A YEAR ago President Michael D Higgins unveiled a plaque to Leitrim’s fallen Communist Jimmy Gralton (d.1945), hailing his 1935 deportation as “an affront to basic civil rights and freedoms.”
Our left-wing head of State waxed passionately in his estimate of James Gralton and his legacy. There is rich irony in the respect summoned by an Irish President today for the Leitrim man in contrast to how Ministerial office treated him 70 years ago.
We hear Michael D’s words resound again on The Abbey Theatre’s set for ‘Jimmy’s Hall’ at Lime Tree Theatre, until Saturday July 21:
“Jimmy Gralton was one of those rare emancipatory figures from cosmuintir na tíre, from below; a blaze of energy, honesty and generosity that burst upon this locality in very turbulent times at the beginning of the 1920s and again in the early 1930s.”
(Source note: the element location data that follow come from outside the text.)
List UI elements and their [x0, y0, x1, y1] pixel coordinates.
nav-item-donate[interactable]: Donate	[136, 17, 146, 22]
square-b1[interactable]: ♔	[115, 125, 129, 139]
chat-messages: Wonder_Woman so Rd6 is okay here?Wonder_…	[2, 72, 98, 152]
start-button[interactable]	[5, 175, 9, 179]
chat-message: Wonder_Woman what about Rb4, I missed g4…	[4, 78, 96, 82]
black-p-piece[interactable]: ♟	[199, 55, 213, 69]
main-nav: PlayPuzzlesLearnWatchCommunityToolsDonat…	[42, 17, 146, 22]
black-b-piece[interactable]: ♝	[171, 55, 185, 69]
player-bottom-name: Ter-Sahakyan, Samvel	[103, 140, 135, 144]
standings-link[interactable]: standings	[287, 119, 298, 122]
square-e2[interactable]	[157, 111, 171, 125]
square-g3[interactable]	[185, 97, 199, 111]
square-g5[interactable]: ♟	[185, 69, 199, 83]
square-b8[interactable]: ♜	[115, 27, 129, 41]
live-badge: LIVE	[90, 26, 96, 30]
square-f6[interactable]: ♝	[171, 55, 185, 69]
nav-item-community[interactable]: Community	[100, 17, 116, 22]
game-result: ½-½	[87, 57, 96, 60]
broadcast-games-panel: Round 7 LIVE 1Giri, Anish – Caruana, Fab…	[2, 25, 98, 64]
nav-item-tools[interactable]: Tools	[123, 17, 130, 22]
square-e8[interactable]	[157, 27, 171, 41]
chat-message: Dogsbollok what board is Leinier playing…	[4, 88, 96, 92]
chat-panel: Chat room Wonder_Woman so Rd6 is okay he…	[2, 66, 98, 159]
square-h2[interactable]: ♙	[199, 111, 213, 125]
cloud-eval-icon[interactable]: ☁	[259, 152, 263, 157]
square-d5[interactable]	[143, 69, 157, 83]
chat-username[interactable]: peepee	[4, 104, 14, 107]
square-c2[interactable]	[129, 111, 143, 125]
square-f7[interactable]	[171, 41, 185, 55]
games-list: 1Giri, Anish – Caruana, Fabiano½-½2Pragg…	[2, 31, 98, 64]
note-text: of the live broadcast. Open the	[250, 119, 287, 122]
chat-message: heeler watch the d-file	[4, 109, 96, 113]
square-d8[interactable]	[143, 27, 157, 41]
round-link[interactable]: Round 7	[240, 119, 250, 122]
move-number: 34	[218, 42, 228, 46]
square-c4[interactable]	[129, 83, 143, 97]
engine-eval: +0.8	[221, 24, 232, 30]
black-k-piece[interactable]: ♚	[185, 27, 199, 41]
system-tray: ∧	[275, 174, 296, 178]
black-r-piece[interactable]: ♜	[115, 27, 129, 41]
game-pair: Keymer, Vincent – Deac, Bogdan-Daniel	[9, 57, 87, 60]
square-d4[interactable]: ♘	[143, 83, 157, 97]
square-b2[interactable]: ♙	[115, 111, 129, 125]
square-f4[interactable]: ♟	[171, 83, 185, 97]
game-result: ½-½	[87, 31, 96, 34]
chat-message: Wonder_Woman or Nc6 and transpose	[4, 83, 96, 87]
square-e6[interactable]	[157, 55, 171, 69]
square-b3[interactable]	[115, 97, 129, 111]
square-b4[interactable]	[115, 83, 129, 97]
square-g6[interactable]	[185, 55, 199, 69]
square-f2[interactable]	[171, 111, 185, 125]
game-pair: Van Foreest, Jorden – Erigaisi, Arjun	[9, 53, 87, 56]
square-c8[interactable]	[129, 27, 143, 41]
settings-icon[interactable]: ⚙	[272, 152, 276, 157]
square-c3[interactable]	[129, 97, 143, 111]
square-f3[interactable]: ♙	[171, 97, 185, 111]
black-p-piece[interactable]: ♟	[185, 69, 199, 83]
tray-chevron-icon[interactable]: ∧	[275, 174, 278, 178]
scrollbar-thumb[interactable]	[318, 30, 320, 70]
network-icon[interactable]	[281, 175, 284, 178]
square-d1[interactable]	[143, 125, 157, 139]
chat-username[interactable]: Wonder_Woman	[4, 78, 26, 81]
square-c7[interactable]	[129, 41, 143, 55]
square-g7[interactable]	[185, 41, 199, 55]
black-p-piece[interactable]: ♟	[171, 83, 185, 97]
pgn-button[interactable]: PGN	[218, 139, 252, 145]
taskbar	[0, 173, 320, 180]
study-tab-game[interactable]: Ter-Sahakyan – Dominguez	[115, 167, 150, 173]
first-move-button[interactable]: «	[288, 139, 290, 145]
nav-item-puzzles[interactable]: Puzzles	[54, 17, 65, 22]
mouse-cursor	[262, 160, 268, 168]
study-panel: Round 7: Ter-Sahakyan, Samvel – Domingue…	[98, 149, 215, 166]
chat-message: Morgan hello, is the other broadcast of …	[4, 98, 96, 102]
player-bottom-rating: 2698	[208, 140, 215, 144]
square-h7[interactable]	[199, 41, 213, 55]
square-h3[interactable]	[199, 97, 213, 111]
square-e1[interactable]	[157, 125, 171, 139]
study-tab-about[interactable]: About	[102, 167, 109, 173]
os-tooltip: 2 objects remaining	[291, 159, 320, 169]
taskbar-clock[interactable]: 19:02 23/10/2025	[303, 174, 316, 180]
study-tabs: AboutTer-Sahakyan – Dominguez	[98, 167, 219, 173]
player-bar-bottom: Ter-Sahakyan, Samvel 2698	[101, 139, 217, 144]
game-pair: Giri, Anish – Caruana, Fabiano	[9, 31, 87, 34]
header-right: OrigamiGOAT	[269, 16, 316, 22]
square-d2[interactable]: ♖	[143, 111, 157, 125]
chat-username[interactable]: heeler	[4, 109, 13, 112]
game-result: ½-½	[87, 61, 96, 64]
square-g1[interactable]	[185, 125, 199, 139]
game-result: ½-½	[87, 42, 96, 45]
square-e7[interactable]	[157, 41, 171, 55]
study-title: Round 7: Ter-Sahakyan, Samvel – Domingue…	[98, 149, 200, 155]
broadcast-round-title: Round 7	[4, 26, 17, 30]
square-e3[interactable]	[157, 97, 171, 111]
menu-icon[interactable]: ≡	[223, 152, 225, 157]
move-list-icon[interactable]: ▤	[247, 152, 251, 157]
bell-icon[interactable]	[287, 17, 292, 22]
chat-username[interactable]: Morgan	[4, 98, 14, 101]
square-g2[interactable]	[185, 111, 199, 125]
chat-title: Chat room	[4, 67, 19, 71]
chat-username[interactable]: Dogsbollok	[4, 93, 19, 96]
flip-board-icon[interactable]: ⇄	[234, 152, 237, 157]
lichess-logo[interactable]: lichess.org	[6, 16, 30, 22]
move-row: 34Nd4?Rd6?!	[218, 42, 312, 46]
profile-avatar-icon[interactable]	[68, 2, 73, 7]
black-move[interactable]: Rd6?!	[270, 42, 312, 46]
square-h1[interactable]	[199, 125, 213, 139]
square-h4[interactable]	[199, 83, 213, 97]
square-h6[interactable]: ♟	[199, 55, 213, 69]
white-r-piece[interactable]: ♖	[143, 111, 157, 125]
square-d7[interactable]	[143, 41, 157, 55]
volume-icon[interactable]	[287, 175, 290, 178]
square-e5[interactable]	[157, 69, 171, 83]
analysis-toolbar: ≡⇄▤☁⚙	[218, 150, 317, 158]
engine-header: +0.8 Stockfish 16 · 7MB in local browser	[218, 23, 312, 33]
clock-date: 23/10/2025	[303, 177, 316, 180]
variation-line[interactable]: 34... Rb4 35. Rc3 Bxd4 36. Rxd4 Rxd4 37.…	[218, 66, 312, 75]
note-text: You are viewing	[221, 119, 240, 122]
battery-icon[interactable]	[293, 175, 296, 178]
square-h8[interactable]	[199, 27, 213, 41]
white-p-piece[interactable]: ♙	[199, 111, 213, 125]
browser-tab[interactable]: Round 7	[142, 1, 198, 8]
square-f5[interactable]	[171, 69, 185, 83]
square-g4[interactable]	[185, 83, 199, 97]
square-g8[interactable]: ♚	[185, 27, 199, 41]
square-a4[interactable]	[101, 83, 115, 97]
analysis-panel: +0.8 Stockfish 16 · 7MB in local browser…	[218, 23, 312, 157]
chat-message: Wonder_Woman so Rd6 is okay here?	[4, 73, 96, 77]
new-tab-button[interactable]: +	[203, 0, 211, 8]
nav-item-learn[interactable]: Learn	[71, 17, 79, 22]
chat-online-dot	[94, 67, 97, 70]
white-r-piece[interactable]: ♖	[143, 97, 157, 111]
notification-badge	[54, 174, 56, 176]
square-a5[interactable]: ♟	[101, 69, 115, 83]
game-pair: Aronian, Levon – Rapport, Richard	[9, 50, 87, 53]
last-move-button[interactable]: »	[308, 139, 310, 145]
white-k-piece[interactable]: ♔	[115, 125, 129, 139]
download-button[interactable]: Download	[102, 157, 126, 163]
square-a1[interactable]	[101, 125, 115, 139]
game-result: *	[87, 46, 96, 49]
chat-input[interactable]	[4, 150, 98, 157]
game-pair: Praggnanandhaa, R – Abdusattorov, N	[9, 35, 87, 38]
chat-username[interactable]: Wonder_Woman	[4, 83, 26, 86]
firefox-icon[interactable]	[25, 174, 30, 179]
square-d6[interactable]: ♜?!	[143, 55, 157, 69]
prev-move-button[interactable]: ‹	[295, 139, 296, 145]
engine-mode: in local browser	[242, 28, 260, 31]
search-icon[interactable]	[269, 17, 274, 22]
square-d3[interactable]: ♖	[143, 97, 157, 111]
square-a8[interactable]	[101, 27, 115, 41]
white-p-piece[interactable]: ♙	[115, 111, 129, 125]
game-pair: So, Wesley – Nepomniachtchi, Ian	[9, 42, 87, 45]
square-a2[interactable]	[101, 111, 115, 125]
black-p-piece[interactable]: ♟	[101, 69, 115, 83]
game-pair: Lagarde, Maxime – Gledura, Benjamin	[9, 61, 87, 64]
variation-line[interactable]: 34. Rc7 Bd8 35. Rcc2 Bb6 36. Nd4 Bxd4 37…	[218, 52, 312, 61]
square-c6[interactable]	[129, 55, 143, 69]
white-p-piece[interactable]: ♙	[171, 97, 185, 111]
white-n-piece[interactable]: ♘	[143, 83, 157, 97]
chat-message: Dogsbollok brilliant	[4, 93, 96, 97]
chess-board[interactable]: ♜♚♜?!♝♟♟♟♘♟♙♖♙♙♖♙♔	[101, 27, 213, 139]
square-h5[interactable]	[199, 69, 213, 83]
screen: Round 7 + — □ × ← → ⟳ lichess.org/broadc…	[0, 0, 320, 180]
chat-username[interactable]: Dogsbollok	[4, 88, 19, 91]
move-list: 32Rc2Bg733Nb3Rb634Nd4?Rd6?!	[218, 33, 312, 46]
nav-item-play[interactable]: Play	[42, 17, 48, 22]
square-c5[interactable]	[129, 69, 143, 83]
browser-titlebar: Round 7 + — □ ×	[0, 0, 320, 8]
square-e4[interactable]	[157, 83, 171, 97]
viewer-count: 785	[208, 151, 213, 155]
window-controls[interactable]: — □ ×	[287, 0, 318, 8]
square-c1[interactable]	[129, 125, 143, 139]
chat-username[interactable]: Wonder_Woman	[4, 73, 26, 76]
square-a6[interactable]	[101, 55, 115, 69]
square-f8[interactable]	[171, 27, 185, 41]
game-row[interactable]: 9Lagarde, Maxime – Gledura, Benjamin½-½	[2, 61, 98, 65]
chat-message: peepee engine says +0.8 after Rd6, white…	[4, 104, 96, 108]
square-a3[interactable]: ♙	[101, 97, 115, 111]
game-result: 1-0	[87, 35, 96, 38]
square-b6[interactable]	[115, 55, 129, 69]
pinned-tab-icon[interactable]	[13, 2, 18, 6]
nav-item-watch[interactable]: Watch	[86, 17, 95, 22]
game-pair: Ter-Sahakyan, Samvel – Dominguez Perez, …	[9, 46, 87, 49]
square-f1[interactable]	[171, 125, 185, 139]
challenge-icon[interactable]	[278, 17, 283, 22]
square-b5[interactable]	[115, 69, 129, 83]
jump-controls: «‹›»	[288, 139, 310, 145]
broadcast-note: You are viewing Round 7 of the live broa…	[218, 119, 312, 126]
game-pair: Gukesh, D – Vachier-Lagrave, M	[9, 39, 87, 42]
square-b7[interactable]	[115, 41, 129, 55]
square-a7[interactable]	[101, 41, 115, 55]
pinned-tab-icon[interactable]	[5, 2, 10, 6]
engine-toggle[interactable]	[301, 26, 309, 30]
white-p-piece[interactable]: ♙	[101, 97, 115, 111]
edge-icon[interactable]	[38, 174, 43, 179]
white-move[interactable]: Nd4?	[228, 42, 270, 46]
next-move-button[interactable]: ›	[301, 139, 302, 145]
Gralton’s keeping a dance hall open beyond the clutches of clergy severed his connection with Ireland. In this gritty, engaging production from our national theatre company, the spirit of what he makes possible is expressed in ballads, in heartsearching and dance-along to toons from Van the Man, The Clash, Whitney and Irish standards such as ‘Fill, Fill a Rún ó’. Every word matters.
Under this galvanised roof we witness happy congress and independence even though the people and their dreams of life in the Irish Free State are in rags.
That other leftie firestarter Ken Loach gave us the story of ‘Jimmy’s Hall’ in film four years ago. Paul Laverty’s script is adapted for stage by one of The Abbey Theatre’s directors Graham McLaren, this his first production as head.
On its first night in Limerick, July 14, the ovation was hearty.
The brio to the music and dance set-pieces to this dark Irish céilí sits terrifically in the storytelling of political and personal passions. Jimmy (Richard Clements) and his old flame Úna (Lisa Lambe) have eyes for each other despite her rewarding marriage to Seán (Muiris Crowley). But that buried smoulder is no case for triggering the Aliens Order that Gralton became subject to because of his American passport.
The impetus for the villagers who run with Jimmy’s vision is St Augustine’s quote: “Charity is no substitute for justice withheld”. Gralton, played naturally by Clements – a good man for the piano – stirs it up with his avowed commitment to Communism as much as Ireland.
Fr Sheridan (Bosco Hogan) is the articulate foe whose stake is more than his own rival parish hall – where the State takes 25 per cent of box office, as was the way. Putting to the Graltoneers the treachery of their ways, Fr Sheridan is routed by the retort, “Is it Christ or is it Gralton? If that’s the choice, then it’s Gralton, by Christ.”
Times are grimy for this rural outpost, devastated after British rule, World War 1, Civil War, emigration and the Black and Tans.
Yet within the convivial Red’s embrace, good times roll with a poetic metre. Between the skits and giggles, the polemic and stealing of footballs and solidarity against evictions, songbirds Lisa Lambe, Ruth McGillis and Bríd ní Neachtáin delight in this strong cast of established actors, dance artists and musicians who thicken the stage with a presence far more resonant than their numbers.
Brilliantly for a show where the story is legend, ‘Jimmy’s Hall’ suffers no loss of traction when Jimmy Gralton is banished.
The director’s ability keeps us in thrall.